Forrester Research n’a pas fini de réduire Apple en compote de pomme. Quand il ne s’agit pas de remettre en cause les ventes d’iTunes, la société d’études de marché met en pièces son nouveau né dénommé iPhone. Forrester Research est bien connu pour ses positions controversées et son refus de s’aligner sur l’optimisme béat des industries culturelles et technologiques. L’organisme fut notamment à la base d’un des premiers rapports insinuant que le peer-to-peer ne nuisait pas aux maisons de disque, ou encore d’un autre présentant la VOD payante comme une voie sans issue.

Cette-fois ci, elle s’attaque à une nouvelle idée préconçue : celle qui tend à présenter l’iPhone comme un smartphone tout à fait convenable en milieu professionnel. Forrester Research prédit que « l’iPhone trouvera son chemin au sein de l’environnement d’entreprise – si il ne l’a pas déjà fait – parce que les cadres exécutifs l’achètent en espérant avoir un soutien de leur département d’information et de technologie. » Pour la société d’études de marché, ce n’est qu’une question de temps avant que l’iPhone perce la pyramide entrepreneuriale et les départements IT se doivent de résister aux assauts de leurs cadres dévoués à la cause Apple. Pour les aider, elle leur fournit dix bonnes raisons de ne pas leur payer un iPhone.

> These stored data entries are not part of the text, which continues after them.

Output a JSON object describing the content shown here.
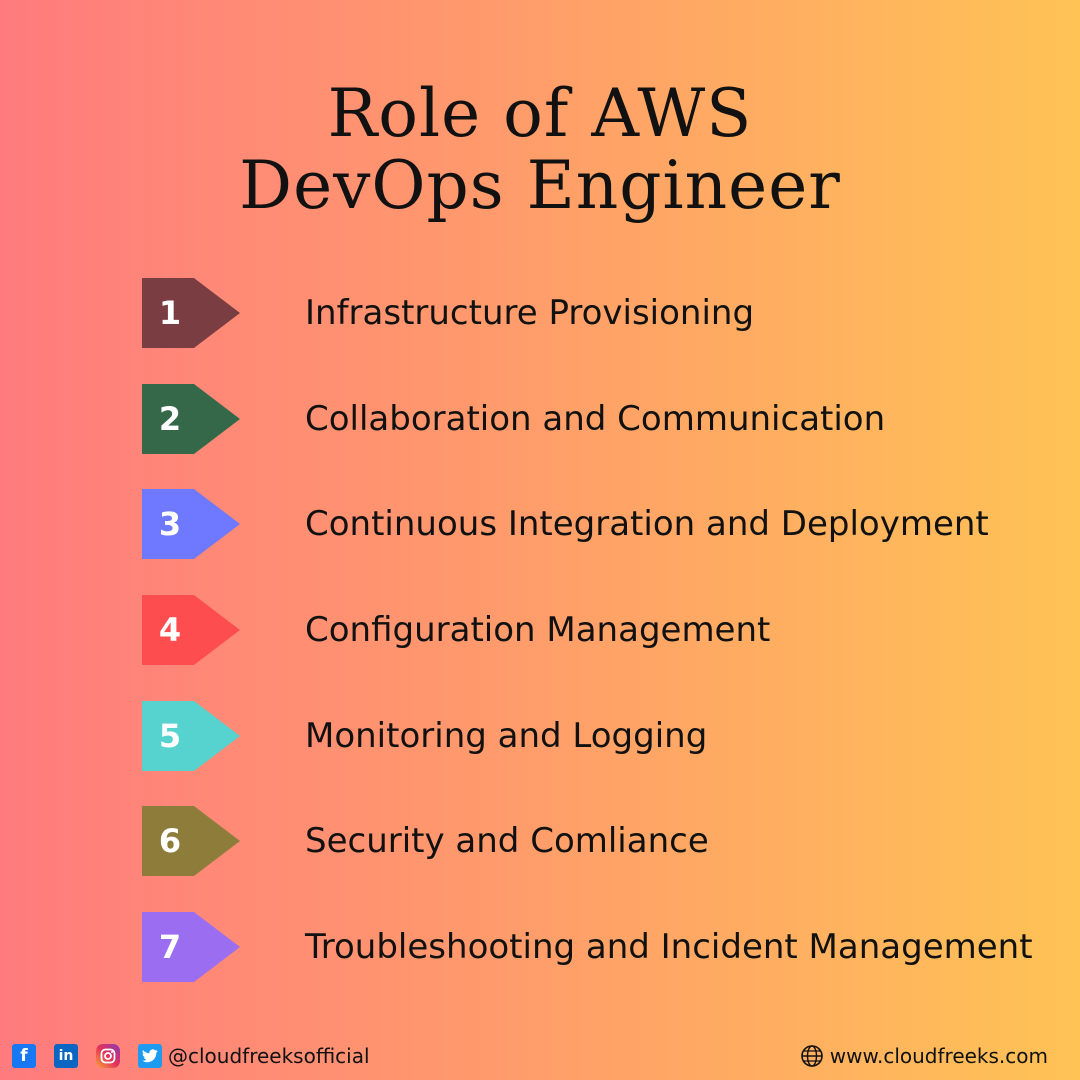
{
  "title": {
    "line1": "Role of AWS",
    "line2": "DevOps Engineer"
  },
  "items": [
    {
      "number": "1",
      "label": "Infrastructure Provisioning",
      "color": "#7a3e42"
    },
    {
      "number": "2",
      "label": "Collaboration and Communication",
      "color": "#356849"
    },
    {
      "number": "3",
      "label": "Continuous Integration and Deployment",
      "color": "#6e79ff"
    },
    {
      "number": "4",
      "label": "Configuration Management",
      "color": "#fd4d4e"
    },
    {
      "number": "5",
      "label": "Monitoring and Logging",
      "color": "#56d2cf"
    },
    {
      "number": "6",
      "label": "Security and Comliance",
      "color": "#8e7c3a"
    },
    {
      "number": "7",
      "label": "Troubleshooting and Incident Management",
      "color": "#9b6df0"
    }
  ],
  "footer": {
    "icons": [
      "facebook-icon",
      "linkedin-icon",
      "instagram-icon",
      "twitter-icon"
    ],
    "handle": "@cloudfreeksofficial",
    "website": "www.cloudfreeks.com",
    "website_icon": "globe-icon"
  }
}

  1. La première, c’est qu’il ne supporte pas nativement la synchronisation avec la technologie Microsoft. Il est possible de le rendre compatible, mais les administrateurs doivent reconfigurer leur infrastructure ou acheter un portail de synchronisation.
  2. La deuxième, c’est qu’il n’intègre pas les applications tiers, notamment celles que l’entreprise serait susceptible de développer pour ses propres besoins.
  3. Ensuite, il n’est pas possible de sécuriser les données du mobile grâce à un système de cryptage.
  4. L’iPhone ne peut pas non plus être bloqué à distance en cas de vol du mobile.
  5. Une grande majorité des utilisateurs de smartphones dans le cadre de leur travail se sont aussi plaints de l’absence de clavier, ne permettant pas la saisie rapide d’informations.
  6. L’exclusivité avec les opérateurs qui fait qu’en dehors des Etats-Unis, du Royaume-Uni, de l’Allemagne et de la France, l’iPhone ne peut pas être utilisé. Pas très pratique si le cadre est amené à beaucoup voyager.
  7. Il n’existe pas de forfaits de type « business ». L’iPhone s’intéresse uniquement aux particuliers.
  8. L’iPhone en est juste à sa première génération, et de nombreuses fonctions manquent encore, comme le réseau 3G.
  9. La batterie de l’iPhone n’est pas remplaçable. Quand elle est morte, c’est le mobile complet qui doit être changé.
  10. Enfin, le manque d’études sur les sociétés qui utilisent l’iPhone dans leur entreprise. « Il y a une grosse entreprise connue pour utiliser l’iPhone, c’est Apple lui même. En dehors de la société, nous n’avons pas entendu beaucoup d’entreprises avoir embrassé l’iPhone comme outil de travail. »

Voilà autant de défauts dont devra s’occuper Apple si il veut conquérir le monde de l’entreprise, encore faudrait-il que son jouet vise ce marché car ça ne semble pas le cas actuellement. Quoique la firme à la pomme prévoirait déjà de s’occuper de régler le problème n° 1 en ayant récemment publié une offre d’emploi visant à travailler sur la compatibilité de l’iPhone avec Outlook.